Miss Julie was written by the notable Swedish playwright and novelist August Strindberg in 1888. The daughter of a nobleman enters a kitchen and finds herself in front of the footman. A footman she desires. An erotic struggle of power, lust and love follows – made bitter, tumultuous and complicated by their difference in station.
Strindberg’s story could very well supplant itself into a raunched up version of Downton Abbey in the UK, but fits even more interestingly into playwright and director Yael Farber’s reworking set in the Karoo of modern South Africa. Twenty years has passed since the abolition of apartheid, yet those dry and desolate farmlands are stuck in their old ways of racial segregation. It is tempting to turn any review of a play set in South Africa or exploring mixed-race relationships into one of politics. While the taboo surrounding a White woman and her Black servant engaging in a love affair is a critical external focus of this piece – brought over to Hammersmith’s Riverside Studios from UCT’s Baxter Theatre centre – much deeper themes emerge, raising the play and its action to something much more interesting.

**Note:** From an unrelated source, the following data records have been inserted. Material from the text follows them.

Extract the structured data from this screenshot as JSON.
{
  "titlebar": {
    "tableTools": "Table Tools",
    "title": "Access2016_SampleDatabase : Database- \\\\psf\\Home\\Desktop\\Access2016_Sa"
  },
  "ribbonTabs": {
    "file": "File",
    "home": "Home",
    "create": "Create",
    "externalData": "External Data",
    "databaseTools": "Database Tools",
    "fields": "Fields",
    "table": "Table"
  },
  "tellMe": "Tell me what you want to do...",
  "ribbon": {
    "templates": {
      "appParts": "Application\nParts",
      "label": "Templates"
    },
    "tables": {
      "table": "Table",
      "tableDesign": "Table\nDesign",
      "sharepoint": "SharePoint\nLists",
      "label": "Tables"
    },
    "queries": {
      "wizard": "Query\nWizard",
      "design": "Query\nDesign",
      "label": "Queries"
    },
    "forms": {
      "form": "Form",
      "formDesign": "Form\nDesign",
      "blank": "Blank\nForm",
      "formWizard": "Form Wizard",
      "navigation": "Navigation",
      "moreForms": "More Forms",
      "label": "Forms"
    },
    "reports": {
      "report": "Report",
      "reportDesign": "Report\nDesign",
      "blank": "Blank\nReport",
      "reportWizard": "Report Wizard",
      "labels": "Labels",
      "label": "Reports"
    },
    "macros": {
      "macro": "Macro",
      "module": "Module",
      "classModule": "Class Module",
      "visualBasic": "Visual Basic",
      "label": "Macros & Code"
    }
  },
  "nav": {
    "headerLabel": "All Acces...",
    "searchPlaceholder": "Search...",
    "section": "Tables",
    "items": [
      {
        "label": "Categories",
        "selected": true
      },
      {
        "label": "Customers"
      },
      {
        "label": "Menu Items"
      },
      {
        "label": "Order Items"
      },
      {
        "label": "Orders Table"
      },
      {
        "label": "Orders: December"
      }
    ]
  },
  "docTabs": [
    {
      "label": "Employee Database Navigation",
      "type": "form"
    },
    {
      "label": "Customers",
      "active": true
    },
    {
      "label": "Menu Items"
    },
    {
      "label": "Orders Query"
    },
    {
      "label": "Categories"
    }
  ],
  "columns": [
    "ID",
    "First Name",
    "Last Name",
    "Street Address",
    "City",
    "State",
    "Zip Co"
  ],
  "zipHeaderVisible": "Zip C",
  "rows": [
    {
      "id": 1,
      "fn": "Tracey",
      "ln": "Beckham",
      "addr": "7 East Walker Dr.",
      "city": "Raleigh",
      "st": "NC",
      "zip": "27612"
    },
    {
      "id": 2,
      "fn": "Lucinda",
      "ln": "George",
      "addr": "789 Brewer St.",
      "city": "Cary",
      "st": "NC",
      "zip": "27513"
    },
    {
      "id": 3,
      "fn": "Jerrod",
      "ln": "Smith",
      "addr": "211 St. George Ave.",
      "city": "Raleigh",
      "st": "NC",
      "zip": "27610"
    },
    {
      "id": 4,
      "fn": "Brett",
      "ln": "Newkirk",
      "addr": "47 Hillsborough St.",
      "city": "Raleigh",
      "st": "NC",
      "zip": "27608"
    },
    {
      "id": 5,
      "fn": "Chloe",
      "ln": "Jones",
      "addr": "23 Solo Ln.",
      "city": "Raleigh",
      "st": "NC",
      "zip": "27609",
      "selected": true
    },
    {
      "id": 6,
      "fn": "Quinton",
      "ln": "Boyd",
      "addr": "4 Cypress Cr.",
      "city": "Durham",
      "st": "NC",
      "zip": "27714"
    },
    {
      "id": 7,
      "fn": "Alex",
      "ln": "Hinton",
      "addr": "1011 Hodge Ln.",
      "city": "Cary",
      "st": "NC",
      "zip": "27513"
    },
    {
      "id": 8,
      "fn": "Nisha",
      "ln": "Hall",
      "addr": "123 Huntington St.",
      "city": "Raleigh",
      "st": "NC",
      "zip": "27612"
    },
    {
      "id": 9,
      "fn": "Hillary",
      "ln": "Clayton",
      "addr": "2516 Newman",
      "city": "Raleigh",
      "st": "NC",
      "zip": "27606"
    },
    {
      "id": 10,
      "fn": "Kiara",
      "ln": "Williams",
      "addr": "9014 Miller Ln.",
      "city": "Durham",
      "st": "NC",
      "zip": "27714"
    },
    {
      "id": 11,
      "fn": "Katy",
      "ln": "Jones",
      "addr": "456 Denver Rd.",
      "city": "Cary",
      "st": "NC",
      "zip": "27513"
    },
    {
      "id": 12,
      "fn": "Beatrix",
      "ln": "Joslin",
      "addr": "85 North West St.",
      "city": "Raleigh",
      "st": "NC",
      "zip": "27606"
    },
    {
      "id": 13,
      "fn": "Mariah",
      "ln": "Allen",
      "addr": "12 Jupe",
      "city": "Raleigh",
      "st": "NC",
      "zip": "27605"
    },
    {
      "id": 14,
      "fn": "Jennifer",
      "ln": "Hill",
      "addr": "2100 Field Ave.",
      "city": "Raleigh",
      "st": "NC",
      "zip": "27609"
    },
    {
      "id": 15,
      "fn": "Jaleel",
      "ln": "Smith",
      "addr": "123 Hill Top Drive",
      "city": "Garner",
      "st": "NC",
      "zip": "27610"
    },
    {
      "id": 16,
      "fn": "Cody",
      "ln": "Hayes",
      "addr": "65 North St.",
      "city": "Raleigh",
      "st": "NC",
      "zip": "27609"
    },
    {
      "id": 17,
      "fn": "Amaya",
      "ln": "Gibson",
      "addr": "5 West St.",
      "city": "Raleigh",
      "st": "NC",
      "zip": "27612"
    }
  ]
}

It is primal, earthy and extremely erotic – perhaps too much for a British audience who are used to issues of sexual longing being dressed up in slapstick or toilet humour. Farber allows her characters to give vent to hatred, racism and prejudice – something else the British stage rarely sees unadulterated – mixed in among the passion and tenderness which Julie and John have built up for each other of a lifetime spent in the same household but never together.
Hilda Cronje’s body may wow us from the off, but it is a while before she takes off as Miss Julie – daughter to the landowner of the farmstead. The first thirty minutes I spent worrying the lead actress and the chemistry between what should have been a sizzling pair would short circuit.
Bongile Mantsai as John is magnificent throughout: be he leaping agile as a dancer over tables, shining boots with sexual frustration or pounding Mies Julie on top of the kitchen table.
The quaking undercurrents of indigenous African magic is evoked with smoke and traditional Xhosa music and singing by Tandiwe Nofirst Lungisa as the ghost and ancestor – rightful owner of the lands on which Veenen Plaas (Weeping Willow Farm) lies, beneath which she is buried.
One element Farber has inserted into the play that is not apparent in its Swedish predecessor is the character of Christine, played by Thoko Ntshinga. John’s mother has spent a lifetime cleaning the farmhouse kitchen floors and being an almost surrogate mother to Julie. Something John resents the White woman for immensely. White children being raised by their “native” nannies is not a wholly new concept in fiction (and probably likely in fact, too), from PK and his sweetheart Maria in The Power of One (1992) to Mary Lennox in The Secret Garden (1993) with her Indian ayah.
We are spared neither blood, sweat nor tears – the bloody loss of Julie’s virginity, ferocious love-making and then her violent ending of her own fate. Mies Julie is ninety minutes of non-stop emotional rollercoaster. Will she, won’t he, will they, won’t they. Exhausting, real. This play leaves ripples inside you, trains of thought that set you down path of thinking – what if I were Miss Julie… What if I were John…
Performances until May 19th. Avoid eating at the Riverside Studios’ Restaurant. They do a lovely Malbec, however. Sadly no South African wines appear on the menu to match the occasion.